I discussed this with GEDmatch Friday and although they understood my problem, they felt that my solution would create server pressure.

After Shabbes, I found the following message:
I have increased the maximum number of segments to 10,000.  Please let us know if this works better for you.

John Olson
Co-Administrator, GEDmatch.Com
I wasn't sure if the 10,000 match limit was a temporary solution or meant for long-term. Keep in mind, the number of tests is rising all the time as is the percentage of tests uploaded to GEDmatch, so what works now may not work a few months hence.

I had a look and was immediately pleased by a new screen:

Now I know the system is working on retrieving my data and I'm not just hanging around.

Of course, I had no idea how many segments they had been allowing before, so I did not know what to expect from the new 10,000 limit. I see now that they are at the end of the results

Aunt Betty's results came up at 8 and even 7 cM within an eminently reasonable two-three minutes.  Aunt Betty had 4174 matched segments with a minimum of 8 cM and 6477 with a minimum of 7 cM.

Steve Turner's did not.
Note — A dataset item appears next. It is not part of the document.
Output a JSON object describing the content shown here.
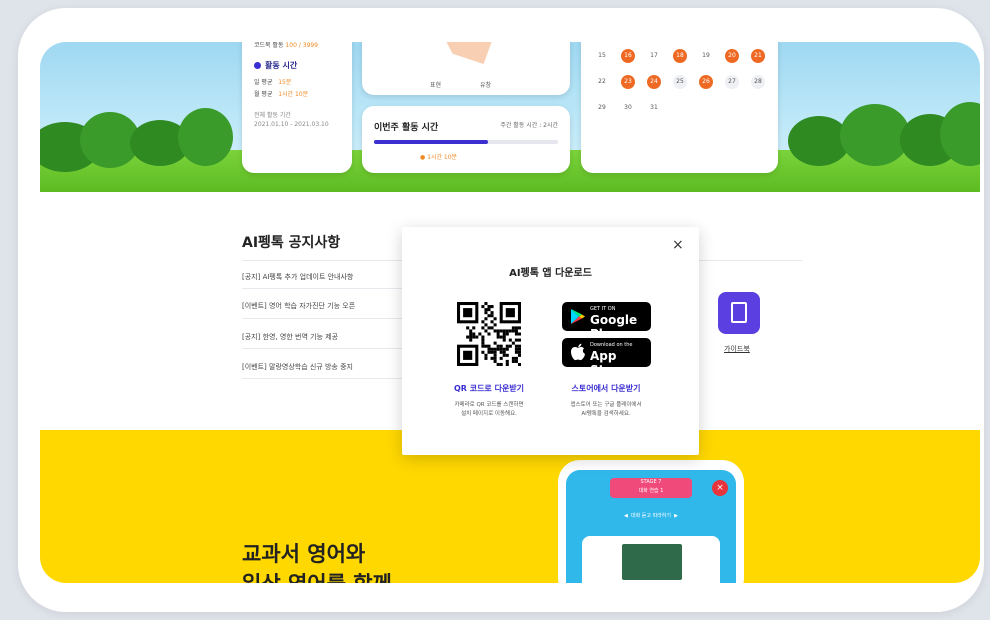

GEDmatch was having server problems.

Mark Halpern, guinea pig
One of the earliest non-Pikholz to join our project is my friend, veteran researcher, with known Skalat ancestors, Mark Halpern. Mark matches twenty-three known Pikholz descendants plus my two Kwoczka cousins. He matches seven of the nine descendants of my great-grandparents plus several others whom we think are close to us. Eight of his matches with us are suggested third-fifth cousins. Seven of his matches with us are from the Rozdol Pikholz family.

Tier1 looked like a good place to see who else matches in the same segments. It took maybe five minutes to pull down his matches at 8 cM and then quite a while to move it into Excel in six or seven pieces - probably an Excel problem on my end. Of 3771 segment matches, 61 match my families' kits. 
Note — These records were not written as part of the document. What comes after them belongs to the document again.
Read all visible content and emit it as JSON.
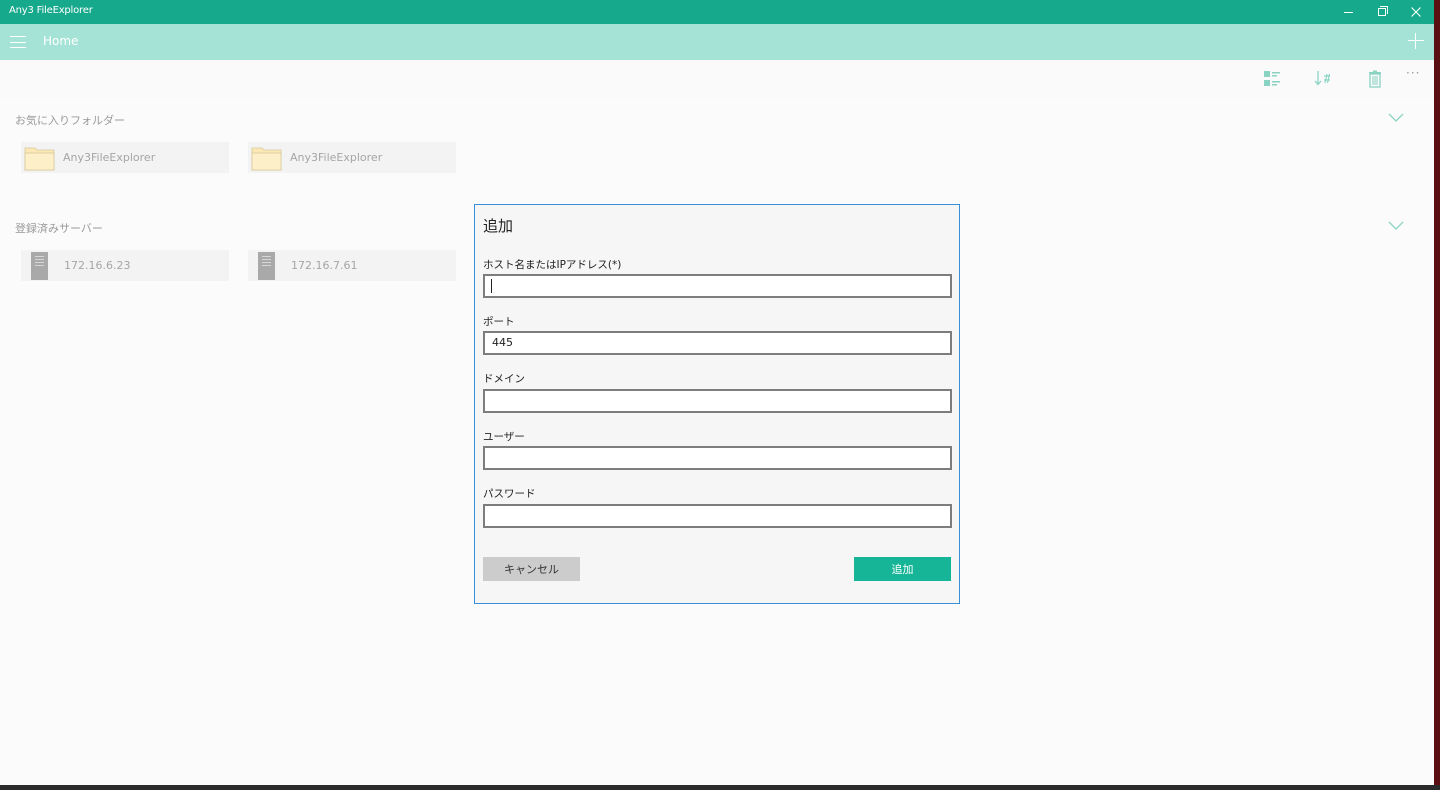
{
  "window": {
    "title": "Any3 FileExplorer",
    "controls": [
      "minimize-icon",
      "restore-icon",
      "close-icon"
    ]
  },
  "header": {
    "menu_icon": "hamburger-icon",
    "title": "Home",
    "add_icon": "plus-icon"
  },
  "toolbar": {
    "icons": [
      "view-list-icon",
      "sort-icon",
      "trash-icon",
      "more-icon"
    ],
    "more_label": "···"
  },
  "favorites": {
    "title": "お気に入りフォルダー",
    "items": [
      {
        "label": "Any3FileExplorer",
        "icon": "folder-icon"
      },
      {
        "label": "Any3FileExplorer",
        "icon": "folder-icon"
      }
    ]
  },
  "servers": {
    "title": "登録済みサーバー",
    "items": [
      {
        "label": "172.16.6.23",
        "icon": "server-icon"
      },
      {
        "label": "172.16.7.61",
        "icon": "server-icon"
      }
    ]
  },
  "dialog": {
    "title": "追加",
    "fields": [
      {
        "label": "ホスト名またはIPアドレス(*)",
        "value": ""
      },
      {
        "label": "ポート",
        "value": "445"
      },
      {
        "label": "ドメイン",
        "value": ""
      },
      {
        "label": "ユーザー",
        "value": ""
      },
      {
        "label": "パスワード",
        "value": ""
      }
    ],
    "cancel_label": "キャンセル",
    "add_label": "追加"
  },
  "colors": {
    "titlebar": "#17a98c",
    "appbar": "#a4e3d6",
    "accent": "#17b597",
    "dialog_border": "#3a8fd9"
  }
}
Of those sixty-one segments, one is 20.8 cM and only two more are more than 15 cM. Twenty-four are less than 9 cM. That sounds like a huge number of segments less than 8 cM. The IBS splinters from the distant past.

Taking Mark's matches with me as an example, we have a total of 21 matching segments at a total of 88.79 cM, but only three segments over 8 cM totalling 30.1 cM. And of the small ones, only one is more than 4.89 cM. Truly alot of splinters.
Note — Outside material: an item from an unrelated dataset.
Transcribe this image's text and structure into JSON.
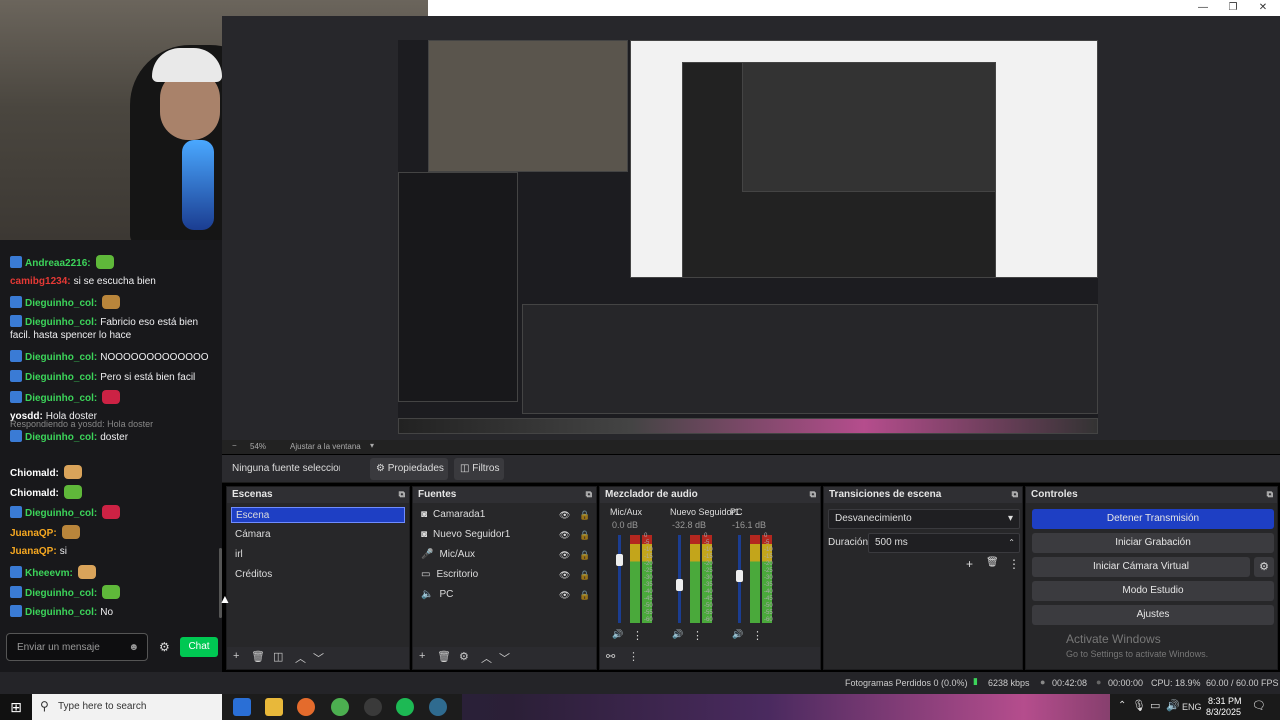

The Pikholz who matches Mark the most is Charlie, with five segments and 46.8 cM, followed by my Uncle Bob with three segments and 34.4 cM. In my personal family, Rhoda and Lee have three segments, one other Skalater, two Rozdolers and one of my second cousins on my mother's side have three segments each.

This is not an impressive set of matches. But there are nine matches which involve more than one of mine together with Mark and it's worth a look to see exactly who and where. However, I think the place to do so is the triangulation tool..

So now that the GEDmatch server seems to  be working...
I went back and looked at the Steve Turner matches. There were over two hundred matches on the same segment of chromosome 6. About half of those are between 7 and 9 cM and about half of the rest are below 12 cM. About half the matches are from 23 & Me kits, so these are clearly matches I would not see if I worked within FTDNA.

I am not quite ready to draw conclusions about the Matching Segment Search. It is certainly an excellent solution for a directed search. We'll see what else.

Housekeeping notes
Well, not strictly housekeeping, but some clean-up from last week.

I wrote last week about an apparent connection on the X chromosome between a second cousin (Rhoda) on my grandfather's side and my grandmother's Hungarian side. This was due to the fact that Rhoda and my two sisters matched Aunt Betty on the same segemnt of the X chromosome.

A closer look solved that. Aunt Betty, like all women, has two X chromosomes. Rhoda matches her on one, her father 's, and my sisters match her on the other, her mother's. I know this because Rhoda does not match my sisters on that segment.

The match that Aunt Betty and Rhoda share comes from my great-grandmother's Kwoczka side.


  1. So, I am a Pickholz imposter .... or what. So confusing

    1. I like the idea of splinters. Fits well with the "holtz" part.